IQR1 <-IQR(air_quality4$particulate10_ug_m3) # Apply the Interquartile Range, IQR()
IQR1
## [1] 12.6
IQR2 <-IQR(air_quality4$temperature_oC) # Apply the Interquartile Range, IQR()
IQR2
## [1] 6.6
IQR3 <-IQR(air_quality4$pressure_atm) # Apply the Interquartile Range, IQR()
IQR3
## [1] 0.01
LowerInnerFence1 <- 15.3- 1.5 * IQR1 # Compute the lower and upper tukey fences
UpperInnerFence1 <- 27.9 + 1.5 * IQR1
print(LowerInnerFence1); print(UpperInnerFence1)
## [1] -3.6
## [1] 46.8
LowerInnerFence2 <- 19.0- 1.5 * IQR2 # Compute the lower and upper tukey fences
UpperInnerFence2 <- 25.6 + 1.5 * IQR2
print(LowerInnerFence2); print(UpperInnerFence2)
## [1] 9.1
## [1] 35.5
LowerInnerFence3 <- 0.9890- 1.5 * IQR3 # Compute the lower and upper tukey fences
UpperInnerFence3 <- 0.9990 + 1.5 * IQR3
print(LowerInnerFence3); print(UpperInnerFence3)
## [1] 0.974
## [1] 1.014
outliers1 = air_quality4$particulate10_ug_m3[(air_quality4$particulate10_ug_m3 > UpperInnerFence1) | (air_quality4$particulate10_ug_m3 < LowerInnerFence1)] # Check all the points above upper and lower tukey fences
outliers2 = air_quality4$temperature_oC[(air_quality4$temperature_oC > UpperInnerFence2) | (air_quality4$temperature_oC < LowerInnerFence2)] # Check all the points above upper and lower tukey fences
outliers3 = air_quality4$pressure_atm[(air_quality4$pressure_atm > UpperInnerFence3) | (air_quality4$pressure_atm < LowerInnerFence3)] # Check all the points above upper and lower tukey fences
In particulate matter 10, the lower and upper limit of non-outliers is -3.6 and 46.8 respectively. Thus, particulate matters above 46.8 or below -3.6 can be considered as putative outliers in normally distributed data. The exact location of this data points are located using indexing and found that at least 104 data points are outside these range. Similarly, the lower and upper limit of non-outliers is 9.1 and 35.5.respectively in the ambient temerature. as it can be seen from the output, about 80 data points are outside this range. However, we have not decided that this great number of data points are outliers as our data is skewed. The underlying idea of majority outlier detection procedures is that the data follows normal distribution.Looking at pattern of this particular variable, there is a tendency of that sizes of particulate matter can vary greatly during bushfires season contributing for skeweness. The best solution to this is then to apply a transformation on particulate 10 and temeperature variables such as the logarithmic transformation or generally a Box-Cox transformation which might drew some of these points closer to the bulk of observations. There has been no potential outlires detected in the atmospheric pressure.
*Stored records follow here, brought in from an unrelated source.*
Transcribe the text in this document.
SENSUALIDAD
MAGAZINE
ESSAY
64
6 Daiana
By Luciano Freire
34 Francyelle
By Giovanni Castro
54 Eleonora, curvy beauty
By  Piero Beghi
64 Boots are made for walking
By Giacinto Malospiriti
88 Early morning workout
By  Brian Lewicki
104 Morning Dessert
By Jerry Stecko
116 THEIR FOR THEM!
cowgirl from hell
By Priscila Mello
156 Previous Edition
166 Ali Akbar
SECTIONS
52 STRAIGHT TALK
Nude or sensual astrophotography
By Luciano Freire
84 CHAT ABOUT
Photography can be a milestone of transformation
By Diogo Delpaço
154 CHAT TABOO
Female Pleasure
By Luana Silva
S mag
boxplot(air_quality4, # Check for any outliers using univaraite non-parametric outlier detection
main = "Plot of air_quality4", xlab = "air_quality4")
The output displays numerous possible outliers for particulate matter 10 and temperature above the tukeys whisker coroborating previous results.
z-scores method are used detect outliers if the data are is assumed normal distribution. We have used z-scores in this skewed data just to confirm the distribution further but not to detect outliers.
z.scores_particulate <- air_quality4$particulate10_ug_m3%>% # Locate the outliers using the z-score approach
outliers::scores(type = "z")
z.scores_particulate %>% summary()
##
## 38 values imputed to -0.1255504
## Min. 1st Qu. Median Mean 3rd Qu. Max.
## -0.58300 -0.25828 -0.12555 0.00000 0.04037 30.29395
z.scores_temperature <- air_quality4$temperature_oC%>% # Locate the outliers using the z-score approach
outliers::scores(type = "z")
z.scores_temperature %>% summary()
## Min. 1st Qu. Median Mean 3rd Qu. Max.
## -1.8717 -0.6931 -0.2283 0.0000 0.4025 3.5233
z.scores_pressure <- air_quality4$pressure_atm %>% # Locate the outliers using the z-score approach
outliers::scores(type = "z")
z.scores_pressure %>% summary()
## Min. 1st Qu. Median Mean 3rd Qu. Max.
## -3.1112 -0.8323 0.1444 0.0000 0.7955 2.2606
hist(z.scores_particulate, freq = FALSE, breaks = 50) # Compare it with normal distribution
x <- seq(-50, 50, by = 0.001)
lines(x = x, y = dnorm(x), col = "red")
hist(z.scores_temperature, freq = FALSE, breaks = 50) # Compare it with normal distribution
x <- seq(-50, 50, by = 0.001)
lines(x = x, y = dnorm(x), col = "red")
hist(z.scores_pressure, freq = FALSE, breaks = 10) # Compare it with normal distribution
x <- seq(-50, 50, by = 0.001)
lines(x = x, y = dnorm(x), col = "red")
qqnorm(z.scores_particulate, main = "Q-Q Plot of particulate") # Check the distribution with parametric normality test
qqline(z.scores_particulate, col = "red", lwd = 1, lty = 2)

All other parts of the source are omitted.